Monday, December 19, 2016

Toys-Part 1 (Tin Plate)

Monday, December 19, 2016
-19 C   -2.2 F

Part 1-Toys
The Tinplate Toy

I've written very many posts, but I haven't written posts about what the toys are made from, so I have decided to add a post about each of the 3 major toy materials - Tin or tinplate, cast iron, and pressed steel. As I hardly write about modern-era toys, plastic toys are not included.

tin toy, or tin lithograph toy, is a mechanical toy made out of  tinplate and colorfully painted by chromolithography to resemble primarily a character or vehicle.

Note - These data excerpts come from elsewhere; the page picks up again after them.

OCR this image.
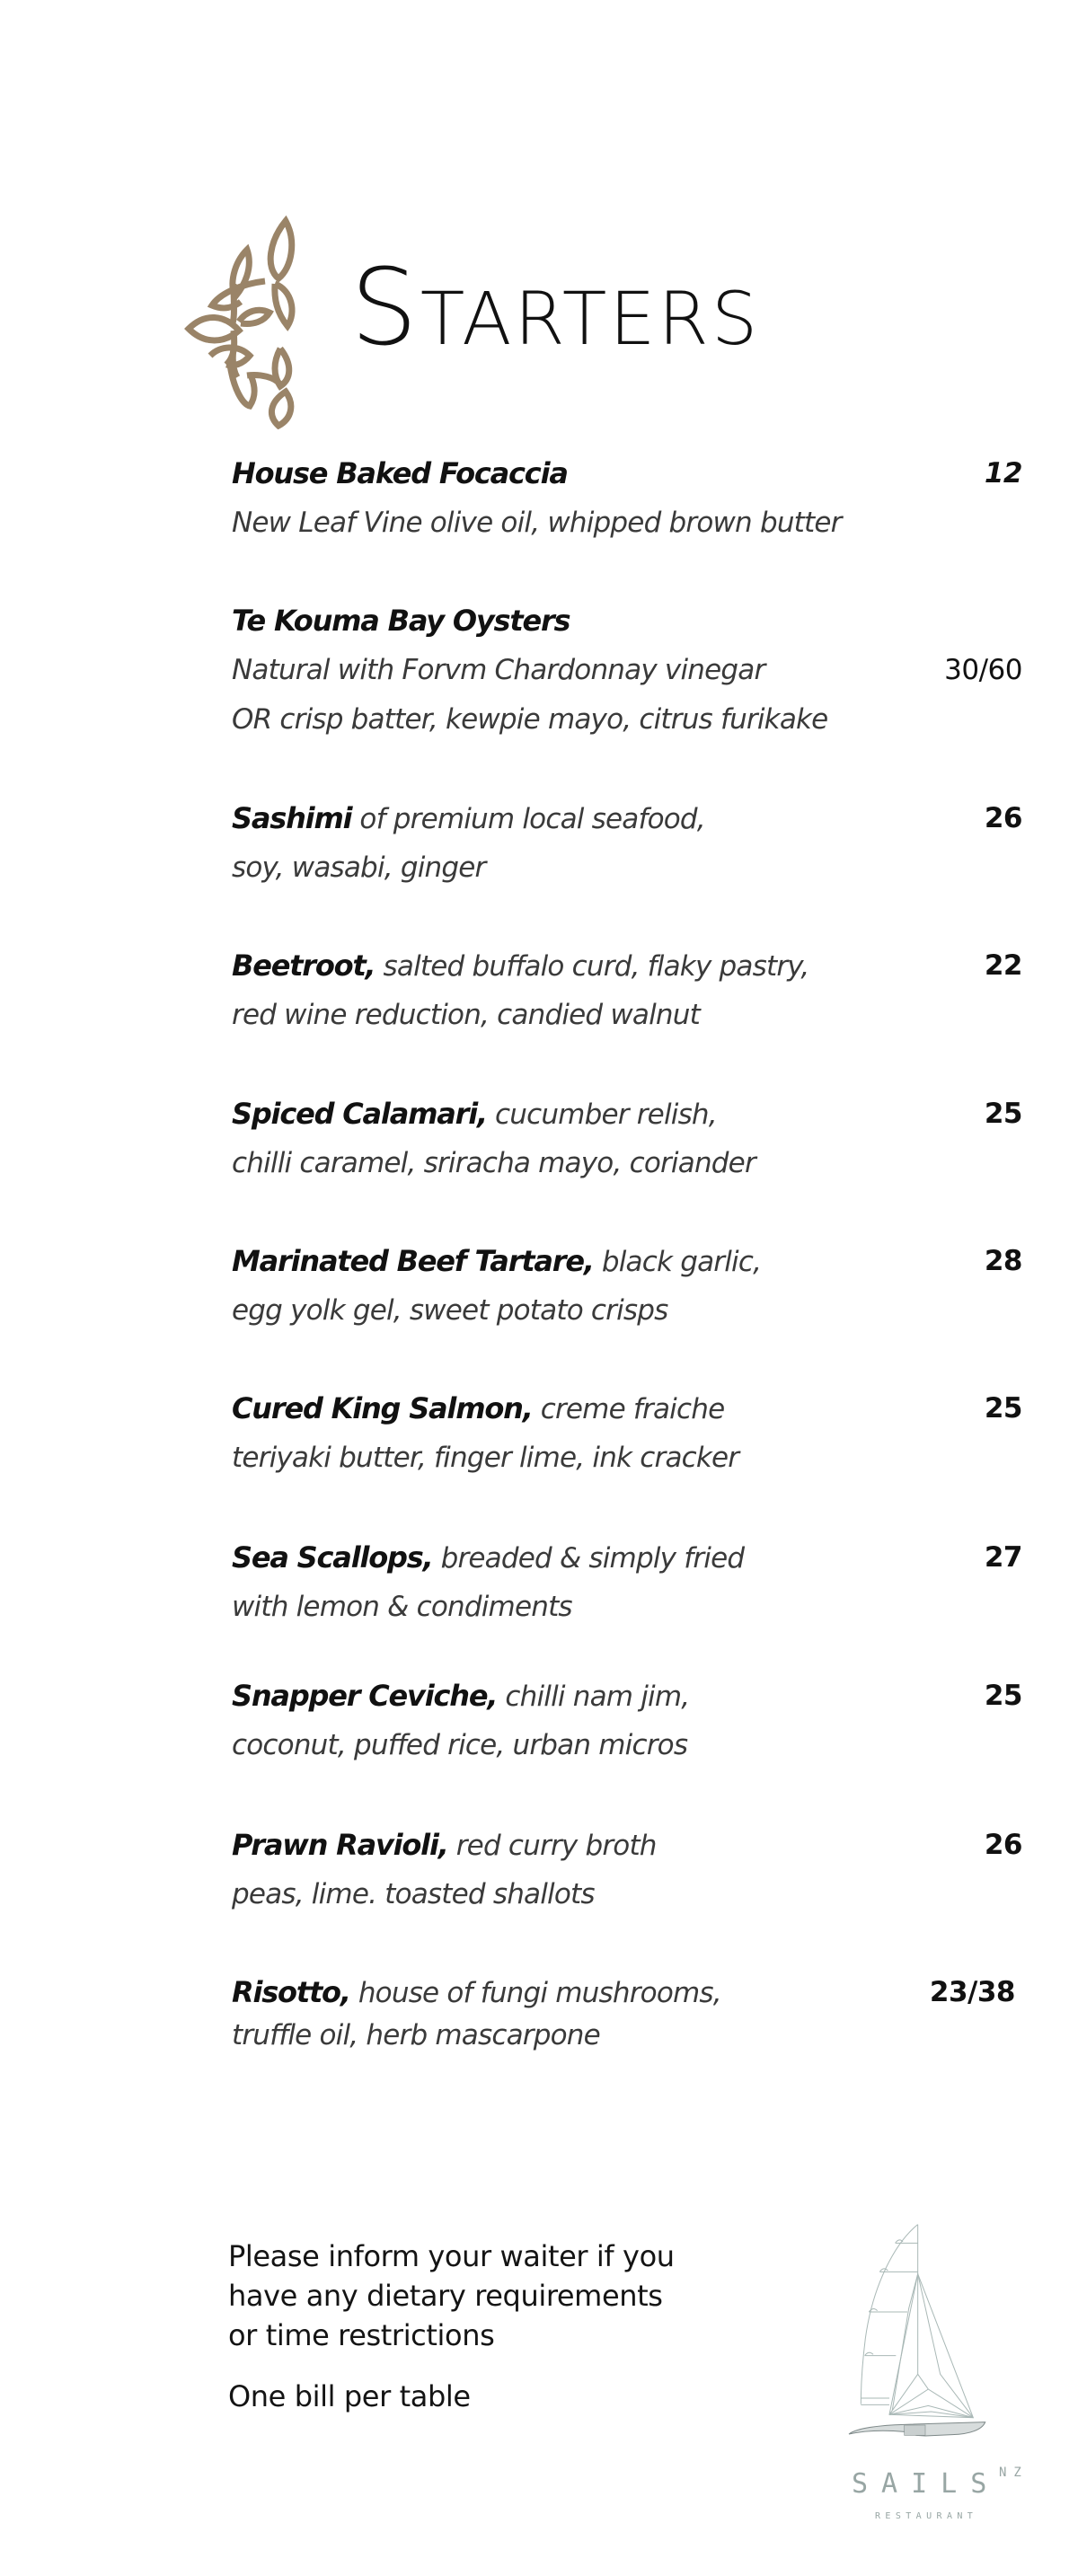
Starters
House Baked Focaccia	12
New Leaf Vine olive oil, whipped brown butter
Te Kouma Bay Oysters
Natural with Forvm Chardonnay vinegar	30/60
OR crisp batter, kewpie mayo, citrus furikake
Sashimi of premium local seafood,	26
soy, wasabi, ginger
Beetroot, salted buffalo curd, flaky pastry,	22
red wine reduction, candied walnut
Spiced Calamari, cucumber relish,	25
chilli caramel, sriracha mayo, coriander
Marinated Beef Tartare, black garlic,	28
egg yolk gel, sweet potato crisps
Cured King Salmon, creme fraiche	25
teriyaki butter, finger lime, ink cracker
Sea Scallops, breaded & simply fried	27
with lemon & condiments
Snapper Ceviche, chilli nam jim,	25
coconut, puffed rice, urban micros
Prawn Ravioli, red curry broth	26
peas, lime. toasted shallots
Risotto, house of fungi mushrooms,	23/38
truffle oil, herb mascarpone
Please inform your waiter if you
have any dietary requirements
or time restrictions
One bill per table
SAILS
NZ
RESTAURANT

Tinplate was used in the manufacture of toys beginning in the mid-19th century. The toys were made from thin sheets of steel plated with tin, hence the name tinplate. They were a cheap and durable substitute for wooden toys. The toys were originally assembled and painted by hand. Spring activated tin toys originated in Germany in the 1850s. In the late 1880s offset lithography was used to print designs on tinplate. After the colorful designs were printed on the metal, they were formed by dies and assembled with small tabs. The lightweight nature of the toys allowed them to be shipped less expensively and easier than the heavier cast iron toys.
Germany was the major producer of tin toys in the world in the early 20th century. The most famous German manufacturer of tin toys was Ernst Paul Lehmann who is said to have exported 90% of his toys. France and England joined the fray and it wasn't long before hundreds of thousands of these penny toys were being manufactured. Production of tin toys in the United States started earlier, but began in earnest when tin ore mines were opened in Illinois providing easily available and cheap raw materials. A number of manufactures scrambled to catch up in the beginning of the 20th century, but it wasn't until after World War I, with anti-German sentiment high, that they began to make real gains. There was a growing demand for American produced products and by the 1920s American firms had overtaken the competition. The largest and most successful firm from the 1920s to the 1960s was Louis Marx and Company. Marx produced a huge number of designs and depended on large sales volumes to keep prices down.
The production of tin toys was discontinued during World War II because of the need for raw materials in the war effort. After the war, tin toys were produced in large numbers in Japan. Under occupation and the Marshall Plan, manufacturers in Japan were granted the right to resume production. The idea was to give Japan all of the low profit; high labor manufacturing and the US companies could sell the imported product. It worked better than they had expected and Japan became a tin toy manufacturing force until the end of the 1950s. In the 1960s cheaper plastic and new government safety regulations ended the reign of tin toys. Presently, China has taken over the role of the leading tin toy manufacturing country.*
* Reference:

Scarce 1930's JML France Pre War Triporteur Wind Up Motorcycle Trike Toy
Very large scale. The rear half of the toy uses the JML Motorcycle "Tag-0158. The
toy is designed as a Delivery Trike, as the hood can be opened to
reveal a storage compartment. The motorcycle half is brightly detailed and colourful.

Thanks for dropping by,
and have a great part of the day or night.